Pour les deux instances, les arguments sont sensiblement les mêmes : tout d’abord, la nécessité de prendre en compte la diversité des structures familiales et des projets parentaux ; ensuite, l’incohérence du droit qui permet depuis la loi Taubira aux couples de femmes d’adopter, donc de porter un projet parental ensemble mais en les obligeant à se rendre à l’étranger pour bénéficier d’un don de spermatozoïdes (en Belgique par exemple) ; enfin, les risques sanitaires des PMA artisanales et du recours à des banques de sperme via Internet. Des arguments bien connus, portés depuis plusieurs années par les associations de défense des couples homosexuels.
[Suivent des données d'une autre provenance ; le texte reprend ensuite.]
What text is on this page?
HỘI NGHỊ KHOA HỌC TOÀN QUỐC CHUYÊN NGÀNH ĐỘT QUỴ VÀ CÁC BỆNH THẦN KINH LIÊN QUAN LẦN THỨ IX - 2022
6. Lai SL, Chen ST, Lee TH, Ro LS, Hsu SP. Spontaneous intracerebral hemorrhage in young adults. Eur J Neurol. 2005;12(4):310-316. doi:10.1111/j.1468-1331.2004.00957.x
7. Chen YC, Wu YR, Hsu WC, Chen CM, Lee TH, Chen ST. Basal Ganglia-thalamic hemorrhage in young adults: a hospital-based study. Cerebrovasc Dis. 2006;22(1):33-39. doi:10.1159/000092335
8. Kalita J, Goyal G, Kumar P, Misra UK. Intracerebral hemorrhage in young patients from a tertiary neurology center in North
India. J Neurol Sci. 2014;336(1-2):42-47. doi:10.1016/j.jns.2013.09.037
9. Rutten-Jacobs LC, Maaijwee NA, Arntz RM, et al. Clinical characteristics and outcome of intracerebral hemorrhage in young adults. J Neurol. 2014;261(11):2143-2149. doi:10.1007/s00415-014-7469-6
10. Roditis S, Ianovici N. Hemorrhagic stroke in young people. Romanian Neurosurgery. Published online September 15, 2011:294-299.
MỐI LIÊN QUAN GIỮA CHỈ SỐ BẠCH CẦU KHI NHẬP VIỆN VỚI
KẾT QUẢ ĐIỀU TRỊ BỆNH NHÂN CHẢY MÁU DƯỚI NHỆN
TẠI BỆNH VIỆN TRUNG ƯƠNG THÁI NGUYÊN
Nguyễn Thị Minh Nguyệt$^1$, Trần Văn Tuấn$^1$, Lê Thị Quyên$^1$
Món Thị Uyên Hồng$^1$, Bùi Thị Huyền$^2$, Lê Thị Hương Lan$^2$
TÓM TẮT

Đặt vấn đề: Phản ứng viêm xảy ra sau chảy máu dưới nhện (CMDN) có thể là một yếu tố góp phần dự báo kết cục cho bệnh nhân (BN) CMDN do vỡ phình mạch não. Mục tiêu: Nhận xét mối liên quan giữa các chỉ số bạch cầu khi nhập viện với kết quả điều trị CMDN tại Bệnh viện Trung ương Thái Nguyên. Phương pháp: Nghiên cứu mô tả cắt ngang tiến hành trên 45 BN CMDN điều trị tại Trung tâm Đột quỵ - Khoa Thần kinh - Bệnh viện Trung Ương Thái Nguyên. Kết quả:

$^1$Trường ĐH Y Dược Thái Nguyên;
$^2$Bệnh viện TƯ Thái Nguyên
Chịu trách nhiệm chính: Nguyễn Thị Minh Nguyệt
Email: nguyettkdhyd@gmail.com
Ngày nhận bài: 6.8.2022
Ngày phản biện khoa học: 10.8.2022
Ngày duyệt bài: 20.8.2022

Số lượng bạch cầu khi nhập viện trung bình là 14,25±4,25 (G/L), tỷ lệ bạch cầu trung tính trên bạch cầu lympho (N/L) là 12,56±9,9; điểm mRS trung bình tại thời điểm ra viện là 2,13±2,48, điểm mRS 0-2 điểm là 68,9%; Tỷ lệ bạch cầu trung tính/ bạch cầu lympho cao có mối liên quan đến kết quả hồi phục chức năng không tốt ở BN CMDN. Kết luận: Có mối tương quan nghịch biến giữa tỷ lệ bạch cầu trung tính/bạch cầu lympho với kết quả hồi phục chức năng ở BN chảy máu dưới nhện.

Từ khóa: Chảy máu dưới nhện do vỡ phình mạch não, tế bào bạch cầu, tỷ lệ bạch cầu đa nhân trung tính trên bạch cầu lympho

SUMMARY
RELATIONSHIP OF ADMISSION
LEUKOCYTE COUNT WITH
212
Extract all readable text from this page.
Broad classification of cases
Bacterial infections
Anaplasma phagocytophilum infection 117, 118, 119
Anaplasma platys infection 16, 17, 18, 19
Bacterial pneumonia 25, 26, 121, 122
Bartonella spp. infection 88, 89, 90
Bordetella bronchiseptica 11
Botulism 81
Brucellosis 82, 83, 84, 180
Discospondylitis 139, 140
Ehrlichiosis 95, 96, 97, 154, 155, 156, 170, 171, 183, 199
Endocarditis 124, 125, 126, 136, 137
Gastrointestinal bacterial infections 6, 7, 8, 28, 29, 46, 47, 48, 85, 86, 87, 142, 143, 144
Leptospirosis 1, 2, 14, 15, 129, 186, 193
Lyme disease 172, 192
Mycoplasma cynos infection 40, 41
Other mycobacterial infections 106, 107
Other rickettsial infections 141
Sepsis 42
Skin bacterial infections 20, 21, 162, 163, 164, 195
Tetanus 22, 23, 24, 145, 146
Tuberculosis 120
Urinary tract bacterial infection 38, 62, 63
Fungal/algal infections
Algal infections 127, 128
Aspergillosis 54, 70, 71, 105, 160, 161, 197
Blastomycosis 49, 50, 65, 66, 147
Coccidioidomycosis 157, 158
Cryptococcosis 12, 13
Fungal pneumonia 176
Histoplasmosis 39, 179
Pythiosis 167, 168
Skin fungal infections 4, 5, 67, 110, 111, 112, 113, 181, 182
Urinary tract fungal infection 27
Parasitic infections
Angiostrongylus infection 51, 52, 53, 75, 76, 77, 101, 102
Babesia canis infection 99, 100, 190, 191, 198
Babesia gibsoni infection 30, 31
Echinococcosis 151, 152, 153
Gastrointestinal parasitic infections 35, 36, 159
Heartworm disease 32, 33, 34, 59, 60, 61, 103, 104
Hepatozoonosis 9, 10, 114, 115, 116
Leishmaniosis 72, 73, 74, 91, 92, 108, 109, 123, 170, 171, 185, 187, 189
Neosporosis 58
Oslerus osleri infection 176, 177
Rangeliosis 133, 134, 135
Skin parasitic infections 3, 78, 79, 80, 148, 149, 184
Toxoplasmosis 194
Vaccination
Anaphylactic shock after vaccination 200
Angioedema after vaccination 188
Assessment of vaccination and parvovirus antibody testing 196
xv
Bouleversement des règles de bioéthique
Une telle option entraînerait par ricochet une remise en cause des principes bioéthiques en vigueur depuis 1994 : en matière de filiation, quelle reconnaissance pour la partenaire de la mère ? Si la PMA ne répond plus à des critères médicaux, faut-il la rembourser ? Les revendications pour une levée de l’anonymat pourraient aussi se faire de plus en plus pressantes.
De nouvelles règles de filiation
Jacques Toubon, dans son audition, ne tranche pas toujours. En matière de filiation, il estime que plusieurs options sont possibles : par exemple, accorder une « présomption de maternité » pour la partenaire, ce qui bouleverserait un principe fondamental du droit français selon lequel la mère est celle qui accouche (« Mater semper certa est », la mère est ainsi toujours certaine) – par distinction de la filiation adoptive, spécifique en droit.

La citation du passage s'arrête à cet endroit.